The scenarios that appeared on the headsets were catalyzing. They brought us together, we Men of Virtue. First, cornflower and plum and lime hues as the apparatus warmed up, a cortical palate cleanser to separate the harsh, unfair world outside from the paradise within. Then: twitch-contests of power to replace cruel sport. Then: sultry diversion to replace boring schooling. Then: warm, white sand beaches, and then purple wisps of sunset, and then the long, tan legs of the women we knew we really deserved, and then everything in between and in between them. Anonymous brown beards framing mouths agape, drenched with the lust of power and pleasure and recognition. Social Media.
Suddenly I realized: The image Huxley had found was partial, probably having been damaged by data loss or edited by the Restoration algorithm when the volume was restored from the Internet Fragments. Or else it had been censored before then, the left third of the image replaced by a pattern generated by the neural nets that were popular in those days. We still weren’t allowed to possess idols of the Founders. That was probably it. And so, a sea of Kyles and Jakes and Dereks and Adams and Kevins, flood-filling the remainder left by Zuckerberg’s deletion.
I searched for the original, using some tricks I still remembered from before the Upload. Huxley couldn’t believe how fast my fingers worked the old keyboard. “You’re like a sorcerer,” she whispered, and all those memories of power and prowess made my face flush.
She hid behind me when it appeared on the cracked screen, clutching at the cotton folds that clung to my now even more substantial body. I should have realized that she wasn’t used to seeing strange, bare faces anymore. Let alone this one.
That Zuckerberg chose to forego the Treatment way back then should have been a sign. The virtues of virtual reality blinded us to its reality: It wasn’t a panorama, but a prison. There are the Founders, and there are the Bearers, and the former are spared the shame of walking among the latter. But back then everything still intermingled, just like the sweat and heat that we finally foreswore for its clean, cortical alternative.

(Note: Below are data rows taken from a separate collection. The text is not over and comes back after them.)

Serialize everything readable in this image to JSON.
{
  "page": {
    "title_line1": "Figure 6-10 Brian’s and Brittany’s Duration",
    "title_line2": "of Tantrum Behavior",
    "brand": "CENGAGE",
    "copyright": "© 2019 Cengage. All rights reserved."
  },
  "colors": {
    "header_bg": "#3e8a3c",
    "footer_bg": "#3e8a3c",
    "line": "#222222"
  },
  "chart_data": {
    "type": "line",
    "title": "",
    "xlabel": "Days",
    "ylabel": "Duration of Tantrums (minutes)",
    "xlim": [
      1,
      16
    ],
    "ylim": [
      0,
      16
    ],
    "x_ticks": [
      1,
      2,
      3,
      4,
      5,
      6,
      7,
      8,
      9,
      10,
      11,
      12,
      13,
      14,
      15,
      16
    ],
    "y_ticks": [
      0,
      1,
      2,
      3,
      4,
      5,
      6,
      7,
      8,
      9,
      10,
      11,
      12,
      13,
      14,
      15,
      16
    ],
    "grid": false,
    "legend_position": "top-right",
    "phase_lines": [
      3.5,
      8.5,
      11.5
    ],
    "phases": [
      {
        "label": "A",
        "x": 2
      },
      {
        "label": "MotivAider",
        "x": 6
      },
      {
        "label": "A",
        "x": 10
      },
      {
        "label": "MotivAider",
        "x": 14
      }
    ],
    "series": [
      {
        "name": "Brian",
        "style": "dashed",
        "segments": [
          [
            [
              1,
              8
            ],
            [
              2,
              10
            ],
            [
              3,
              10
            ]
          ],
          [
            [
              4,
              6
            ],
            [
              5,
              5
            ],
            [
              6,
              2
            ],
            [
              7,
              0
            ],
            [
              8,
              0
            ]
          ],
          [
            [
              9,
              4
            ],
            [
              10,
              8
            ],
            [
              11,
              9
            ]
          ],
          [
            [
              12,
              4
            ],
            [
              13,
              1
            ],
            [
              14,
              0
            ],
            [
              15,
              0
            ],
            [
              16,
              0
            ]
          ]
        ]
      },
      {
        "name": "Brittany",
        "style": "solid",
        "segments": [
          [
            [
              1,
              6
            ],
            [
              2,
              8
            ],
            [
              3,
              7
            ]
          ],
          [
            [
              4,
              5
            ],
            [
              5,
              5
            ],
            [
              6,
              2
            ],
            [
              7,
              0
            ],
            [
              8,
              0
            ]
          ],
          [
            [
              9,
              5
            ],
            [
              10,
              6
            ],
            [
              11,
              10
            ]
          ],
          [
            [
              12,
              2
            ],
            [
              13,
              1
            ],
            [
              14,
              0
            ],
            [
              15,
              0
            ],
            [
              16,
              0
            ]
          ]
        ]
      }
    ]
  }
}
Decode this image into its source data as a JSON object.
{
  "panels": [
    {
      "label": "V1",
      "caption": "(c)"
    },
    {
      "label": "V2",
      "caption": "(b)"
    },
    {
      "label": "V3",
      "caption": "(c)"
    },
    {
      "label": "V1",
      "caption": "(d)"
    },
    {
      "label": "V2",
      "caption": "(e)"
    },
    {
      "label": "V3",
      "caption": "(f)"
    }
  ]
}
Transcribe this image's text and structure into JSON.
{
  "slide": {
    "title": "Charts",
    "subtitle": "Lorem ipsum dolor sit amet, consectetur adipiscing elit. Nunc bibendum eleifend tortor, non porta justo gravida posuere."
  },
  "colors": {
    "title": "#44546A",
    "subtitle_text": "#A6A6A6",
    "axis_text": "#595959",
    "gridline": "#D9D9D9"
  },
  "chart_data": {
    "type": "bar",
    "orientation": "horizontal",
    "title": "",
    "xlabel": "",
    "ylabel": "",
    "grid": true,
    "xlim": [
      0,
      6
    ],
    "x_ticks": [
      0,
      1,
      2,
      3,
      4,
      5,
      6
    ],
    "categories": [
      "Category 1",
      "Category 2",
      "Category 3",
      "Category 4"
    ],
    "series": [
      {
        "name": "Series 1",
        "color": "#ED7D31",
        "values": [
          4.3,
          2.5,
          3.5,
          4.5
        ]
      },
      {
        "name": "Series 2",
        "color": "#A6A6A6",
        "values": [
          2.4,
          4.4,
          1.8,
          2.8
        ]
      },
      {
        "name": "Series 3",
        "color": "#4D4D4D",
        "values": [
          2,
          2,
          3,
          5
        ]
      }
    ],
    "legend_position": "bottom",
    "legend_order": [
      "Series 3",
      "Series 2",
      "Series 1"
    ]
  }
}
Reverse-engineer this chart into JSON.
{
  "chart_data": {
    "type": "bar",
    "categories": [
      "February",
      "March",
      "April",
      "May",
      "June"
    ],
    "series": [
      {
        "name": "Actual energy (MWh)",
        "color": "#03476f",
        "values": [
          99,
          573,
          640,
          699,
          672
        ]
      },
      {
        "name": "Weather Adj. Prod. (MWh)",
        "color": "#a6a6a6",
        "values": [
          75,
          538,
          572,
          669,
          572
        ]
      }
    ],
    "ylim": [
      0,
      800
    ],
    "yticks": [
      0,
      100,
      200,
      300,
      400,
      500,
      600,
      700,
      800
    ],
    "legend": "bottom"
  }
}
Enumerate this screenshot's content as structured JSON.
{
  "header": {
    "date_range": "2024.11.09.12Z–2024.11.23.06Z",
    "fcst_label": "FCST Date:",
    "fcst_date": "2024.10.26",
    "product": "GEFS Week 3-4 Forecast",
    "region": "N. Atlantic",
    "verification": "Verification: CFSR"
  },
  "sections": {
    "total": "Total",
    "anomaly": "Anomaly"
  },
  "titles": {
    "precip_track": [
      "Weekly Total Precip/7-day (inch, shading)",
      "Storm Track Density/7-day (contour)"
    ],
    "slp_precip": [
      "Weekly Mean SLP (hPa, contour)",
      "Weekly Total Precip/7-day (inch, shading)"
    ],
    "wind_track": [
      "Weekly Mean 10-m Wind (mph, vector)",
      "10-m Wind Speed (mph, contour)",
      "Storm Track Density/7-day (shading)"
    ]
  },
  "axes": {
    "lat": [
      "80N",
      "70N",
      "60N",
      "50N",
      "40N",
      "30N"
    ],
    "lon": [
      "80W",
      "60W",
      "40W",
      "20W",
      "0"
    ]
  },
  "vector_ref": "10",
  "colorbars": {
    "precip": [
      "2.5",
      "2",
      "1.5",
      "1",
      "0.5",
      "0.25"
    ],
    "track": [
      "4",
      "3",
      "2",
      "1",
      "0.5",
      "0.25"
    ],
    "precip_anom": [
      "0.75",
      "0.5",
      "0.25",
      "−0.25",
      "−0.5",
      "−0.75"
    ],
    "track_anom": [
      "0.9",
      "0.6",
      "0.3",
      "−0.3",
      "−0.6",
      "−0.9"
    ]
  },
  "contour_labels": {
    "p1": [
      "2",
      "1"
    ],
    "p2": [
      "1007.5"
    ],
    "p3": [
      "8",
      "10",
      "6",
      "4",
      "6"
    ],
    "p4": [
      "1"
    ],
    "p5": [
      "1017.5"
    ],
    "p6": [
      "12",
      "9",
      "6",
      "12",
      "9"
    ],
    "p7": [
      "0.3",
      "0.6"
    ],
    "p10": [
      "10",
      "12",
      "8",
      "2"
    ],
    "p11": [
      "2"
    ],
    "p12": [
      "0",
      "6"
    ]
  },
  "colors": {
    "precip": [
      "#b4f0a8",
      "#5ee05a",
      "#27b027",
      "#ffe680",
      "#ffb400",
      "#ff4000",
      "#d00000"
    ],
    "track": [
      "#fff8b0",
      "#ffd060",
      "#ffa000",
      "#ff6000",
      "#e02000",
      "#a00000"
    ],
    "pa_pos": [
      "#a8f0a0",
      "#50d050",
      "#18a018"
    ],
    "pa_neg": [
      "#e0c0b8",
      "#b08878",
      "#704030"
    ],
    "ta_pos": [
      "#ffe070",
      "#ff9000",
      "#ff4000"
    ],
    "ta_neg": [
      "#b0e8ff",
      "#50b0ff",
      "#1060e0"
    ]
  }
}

“At least,” Huxley began, then stopped. I told her it was okay, that all that was over now, at least for her. Her red eyes blinked dry to wet. “At least, in that room, at least they didn’t have to see. At least they were protected.”
“Protected?” I asked, but I should have known better. “From the shame of … Him seeing them.” It was an understandable reaction. She had never known anything else. The future lasts forever, but the past lasts even longer, because the past reverberates through every possible future. She looked down and slid the visor that had been resting on her forehead back over her big eyes and puffed through her nose the tiny, tender breath of a child.